We are reinforcing our UNHCR teams in Chad to respond to the needs of the estimated 110,000 refugees scattered along the border with Sudan. Additional international staff are scheduled to arrive in eastern Chad in the next 48 hours and will be immediately deployed on the ground. Additional local staff have also been recruited and are starting work today in our office in Abéché.
UNHCR partners NCA (Norwegian Church Aid), as well as experts on water sanitation and site management from the German agency THW (Technisches Hilfswerk), arrived in eastern Chad over the weekend. NCA is being deployed in the region of Iriba and Adré. They will start work immediately on the transit centre in Touloum, near Iriba, where refugees from Tine will be relocated. TWH will be deployed in the south, in the region of Goz-Beida.

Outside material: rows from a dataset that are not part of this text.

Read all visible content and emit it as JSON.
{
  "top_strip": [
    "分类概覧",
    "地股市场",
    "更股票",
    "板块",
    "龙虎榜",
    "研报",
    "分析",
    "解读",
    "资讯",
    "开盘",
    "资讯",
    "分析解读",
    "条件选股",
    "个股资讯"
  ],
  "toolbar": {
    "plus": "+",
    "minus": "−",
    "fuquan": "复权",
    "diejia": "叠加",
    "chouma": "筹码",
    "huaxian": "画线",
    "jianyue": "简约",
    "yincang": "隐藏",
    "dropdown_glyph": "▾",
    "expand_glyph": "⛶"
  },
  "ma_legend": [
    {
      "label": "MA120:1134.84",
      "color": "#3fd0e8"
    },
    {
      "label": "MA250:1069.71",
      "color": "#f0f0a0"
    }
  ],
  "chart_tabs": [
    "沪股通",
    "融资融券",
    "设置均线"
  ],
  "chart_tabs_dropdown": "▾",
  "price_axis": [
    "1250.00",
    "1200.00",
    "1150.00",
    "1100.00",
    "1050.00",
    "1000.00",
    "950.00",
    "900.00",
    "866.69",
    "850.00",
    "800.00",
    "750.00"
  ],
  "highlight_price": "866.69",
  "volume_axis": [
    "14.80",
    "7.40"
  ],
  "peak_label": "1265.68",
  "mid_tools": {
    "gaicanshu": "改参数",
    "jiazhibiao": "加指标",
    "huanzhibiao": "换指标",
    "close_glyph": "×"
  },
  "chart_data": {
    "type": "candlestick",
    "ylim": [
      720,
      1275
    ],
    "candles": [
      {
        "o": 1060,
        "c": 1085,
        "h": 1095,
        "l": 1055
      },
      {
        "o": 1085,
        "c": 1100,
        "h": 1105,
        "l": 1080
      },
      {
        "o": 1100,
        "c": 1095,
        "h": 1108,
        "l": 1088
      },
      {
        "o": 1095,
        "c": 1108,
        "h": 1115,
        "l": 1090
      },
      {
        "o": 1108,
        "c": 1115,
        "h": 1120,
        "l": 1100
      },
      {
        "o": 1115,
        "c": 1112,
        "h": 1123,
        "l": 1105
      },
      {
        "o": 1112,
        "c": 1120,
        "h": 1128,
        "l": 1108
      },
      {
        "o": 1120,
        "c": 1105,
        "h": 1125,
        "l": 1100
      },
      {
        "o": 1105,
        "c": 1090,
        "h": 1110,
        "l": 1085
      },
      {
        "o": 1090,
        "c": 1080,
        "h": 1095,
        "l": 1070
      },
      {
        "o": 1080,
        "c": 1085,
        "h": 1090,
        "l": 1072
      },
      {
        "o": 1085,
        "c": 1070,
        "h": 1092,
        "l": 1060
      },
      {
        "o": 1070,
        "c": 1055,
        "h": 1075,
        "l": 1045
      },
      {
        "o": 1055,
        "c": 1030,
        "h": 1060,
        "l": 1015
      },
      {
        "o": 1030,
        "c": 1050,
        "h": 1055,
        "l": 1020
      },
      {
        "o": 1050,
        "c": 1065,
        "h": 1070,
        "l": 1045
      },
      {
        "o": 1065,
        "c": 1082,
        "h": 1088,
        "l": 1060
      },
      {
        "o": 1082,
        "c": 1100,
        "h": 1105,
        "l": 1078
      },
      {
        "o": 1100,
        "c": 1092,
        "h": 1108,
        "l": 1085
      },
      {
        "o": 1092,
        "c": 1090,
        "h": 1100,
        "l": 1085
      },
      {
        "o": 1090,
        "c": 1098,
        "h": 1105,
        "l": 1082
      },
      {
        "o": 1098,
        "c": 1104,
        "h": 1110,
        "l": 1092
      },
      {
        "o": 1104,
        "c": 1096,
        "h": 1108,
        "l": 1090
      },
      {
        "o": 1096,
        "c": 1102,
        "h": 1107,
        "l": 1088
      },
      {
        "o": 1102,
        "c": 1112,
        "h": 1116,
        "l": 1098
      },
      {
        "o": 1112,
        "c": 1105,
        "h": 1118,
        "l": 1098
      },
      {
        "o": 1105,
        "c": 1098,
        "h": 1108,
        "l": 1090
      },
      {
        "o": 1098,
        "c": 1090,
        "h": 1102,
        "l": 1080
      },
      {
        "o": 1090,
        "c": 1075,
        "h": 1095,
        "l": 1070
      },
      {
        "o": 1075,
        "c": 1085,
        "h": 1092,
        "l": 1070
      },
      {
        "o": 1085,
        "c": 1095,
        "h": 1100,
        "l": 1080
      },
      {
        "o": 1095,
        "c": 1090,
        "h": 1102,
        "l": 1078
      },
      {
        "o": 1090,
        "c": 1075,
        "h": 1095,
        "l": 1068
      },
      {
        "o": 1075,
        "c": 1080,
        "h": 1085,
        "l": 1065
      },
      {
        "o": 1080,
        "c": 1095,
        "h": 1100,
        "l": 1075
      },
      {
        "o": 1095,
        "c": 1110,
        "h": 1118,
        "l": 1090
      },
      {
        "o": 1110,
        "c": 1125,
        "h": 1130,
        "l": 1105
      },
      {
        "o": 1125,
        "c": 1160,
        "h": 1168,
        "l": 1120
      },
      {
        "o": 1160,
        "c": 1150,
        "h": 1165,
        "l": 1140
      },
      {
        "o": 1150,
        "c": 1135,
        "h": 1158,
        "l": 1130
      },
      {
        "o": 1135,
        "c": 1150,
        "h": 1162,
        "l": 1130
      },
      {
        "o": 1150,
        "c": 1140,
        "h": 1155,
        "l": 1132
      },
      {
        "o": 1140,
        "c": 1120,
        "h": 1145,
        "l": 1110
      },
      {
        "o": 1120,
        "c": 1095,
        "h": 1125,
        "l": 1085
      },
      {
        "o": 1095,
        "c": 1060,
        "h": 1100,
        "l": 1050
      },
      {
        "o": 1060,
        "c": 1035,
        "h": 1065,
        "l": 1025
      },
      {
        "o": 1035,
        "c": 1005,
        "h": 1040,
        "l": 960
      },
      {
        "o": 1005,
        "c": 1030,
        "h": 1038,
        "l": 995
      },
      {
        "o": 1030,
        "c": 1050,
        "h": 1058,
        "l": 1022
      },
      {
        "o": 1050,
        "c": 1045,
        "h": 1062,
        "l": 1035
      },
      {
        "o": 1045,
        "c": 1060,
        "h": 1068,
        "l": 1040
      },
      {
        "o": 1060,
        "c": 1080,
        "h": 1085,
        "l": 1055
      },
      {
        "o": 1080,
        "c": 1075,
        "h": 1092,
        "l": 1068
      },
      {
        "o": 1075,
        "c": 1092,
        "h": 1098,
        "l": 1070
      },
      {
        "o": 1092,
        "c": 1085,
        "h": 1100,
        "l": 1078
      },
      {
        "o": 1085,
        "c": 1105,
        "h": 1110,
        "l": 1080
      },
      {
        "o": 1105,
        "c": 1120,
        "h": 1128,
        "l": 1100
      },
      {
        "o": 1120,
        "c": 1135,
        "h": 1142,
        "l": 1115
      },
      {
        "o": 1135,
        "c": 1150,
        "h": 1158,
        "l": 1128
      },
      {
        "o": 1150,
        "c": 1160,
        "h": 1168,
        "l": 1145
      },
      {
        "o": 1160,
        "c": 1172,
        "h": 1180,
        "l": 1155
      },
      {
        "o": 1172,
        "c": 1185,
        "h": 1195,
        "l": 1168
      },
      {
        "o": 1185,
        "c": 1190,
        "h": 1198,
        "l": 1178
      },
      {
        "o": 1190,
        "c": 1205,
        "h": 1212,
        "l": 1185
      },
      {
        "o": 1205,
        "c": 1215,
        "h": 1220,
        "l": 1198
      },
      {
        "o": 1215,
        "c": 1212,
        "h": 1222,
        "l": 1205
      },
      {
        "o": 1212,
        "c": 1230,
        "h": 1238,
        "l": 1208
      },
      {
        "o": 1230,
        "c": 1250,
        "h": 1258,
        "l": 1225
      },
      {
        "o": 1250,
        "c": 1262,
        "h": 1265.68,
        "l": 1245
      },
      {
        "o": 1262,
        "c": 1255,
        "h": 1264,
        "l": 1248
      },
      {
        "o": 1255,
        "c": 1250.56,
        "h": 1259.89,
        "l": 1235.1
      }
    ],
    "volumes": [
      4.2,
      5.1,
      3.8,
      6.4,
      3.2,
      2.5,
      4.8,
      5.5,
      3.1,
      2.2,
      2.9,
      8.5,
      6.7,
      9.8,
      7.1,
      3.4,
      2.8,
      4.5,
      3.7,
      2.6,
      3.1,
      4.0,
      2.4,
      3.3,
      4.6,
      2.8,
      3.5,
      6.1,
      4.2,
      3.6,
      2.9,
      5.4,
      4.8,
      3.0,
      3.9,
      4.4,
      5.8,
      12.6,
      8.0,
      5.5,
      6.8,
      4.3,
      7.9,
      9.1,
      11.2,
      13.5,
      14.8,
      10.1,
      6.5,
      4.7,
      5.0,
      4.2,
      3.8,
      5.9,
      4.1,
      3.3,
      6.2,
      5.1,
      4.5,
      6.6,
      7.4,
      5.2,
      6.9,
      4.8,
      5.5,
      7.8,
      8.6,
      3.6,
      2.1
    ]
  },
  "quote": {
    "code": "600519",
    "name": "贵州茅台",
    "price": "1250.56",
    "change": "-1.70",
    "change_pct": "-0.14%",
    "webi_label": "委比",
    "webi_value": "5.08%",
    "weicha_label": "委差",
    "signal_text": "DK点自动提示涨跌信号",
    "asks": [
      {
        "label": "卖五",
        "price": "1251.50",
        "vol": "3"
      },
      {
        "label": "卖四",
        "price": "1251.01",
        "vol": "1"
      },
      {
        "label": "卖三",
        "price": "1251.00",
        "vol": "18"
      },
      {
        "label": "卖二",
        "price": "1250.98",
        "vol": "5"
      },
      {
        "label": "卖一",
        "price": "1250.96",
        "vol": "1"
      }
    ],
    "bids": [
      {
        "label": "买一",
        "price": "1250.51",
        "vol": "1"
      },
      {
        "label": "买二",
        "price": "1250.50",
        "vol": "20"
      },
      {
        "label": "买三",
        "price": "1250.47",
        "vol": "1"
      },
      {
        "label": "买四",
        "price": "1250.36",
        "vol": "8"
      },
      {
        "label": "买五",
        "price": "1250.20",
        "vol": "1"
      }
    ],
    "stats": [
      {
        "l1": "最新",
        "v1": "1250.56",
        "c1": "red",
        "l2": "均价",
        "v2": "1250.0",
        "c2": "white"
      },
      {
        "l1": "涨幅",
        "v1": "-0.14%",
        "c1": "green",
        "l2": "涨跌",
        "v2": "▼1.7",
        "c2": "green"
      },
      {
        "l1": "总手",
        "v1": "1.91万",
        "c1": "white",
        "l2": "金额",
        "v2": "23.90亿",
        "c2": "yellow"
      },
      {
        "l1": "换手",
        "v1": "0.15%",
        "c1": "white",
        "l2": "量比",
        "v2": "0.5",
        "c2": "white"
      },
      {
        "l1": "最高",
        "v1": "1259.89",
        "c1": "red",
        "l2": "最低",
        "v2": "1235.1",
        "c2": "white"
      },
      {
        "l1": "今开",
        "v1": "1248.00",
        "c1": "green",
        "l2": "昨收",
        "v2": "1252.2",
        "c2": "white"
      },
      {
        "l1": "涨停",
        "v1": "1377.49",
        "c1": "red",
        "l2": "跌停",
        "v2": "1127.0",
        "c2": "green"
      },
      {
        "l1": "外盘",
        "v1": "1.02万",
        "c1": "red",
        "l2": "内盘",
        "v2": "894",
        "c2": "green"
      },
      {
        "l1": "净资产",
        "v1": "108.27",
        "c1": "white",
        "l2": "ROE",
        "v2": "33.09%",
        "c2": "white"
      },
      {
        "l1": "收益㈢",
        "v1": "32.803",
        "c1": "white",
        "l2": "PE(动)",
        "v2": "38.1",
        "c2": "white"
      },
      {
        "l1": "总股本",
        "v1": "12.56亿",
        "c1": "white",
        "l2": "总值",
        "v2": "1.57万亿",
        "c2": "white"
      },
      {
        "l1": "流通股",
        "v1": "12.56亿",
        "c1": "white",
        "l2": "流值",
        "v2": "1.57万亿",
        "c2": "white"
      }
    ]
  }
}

A UNHCR team travelled to Goz-Beida on Friday to evaluate potential relocation sites. They identified one site in Koukous, 6 km from Goz-Amer, which could hold up to 10,000 refugees and has accessible water supplies. Local authorities in the region advised that future camps be located more than 50 km from the border, noting that militia incursions into Chad can reach areas as far as 70 km inland. UNHCR is also looking into opening an office in Goz-Beida.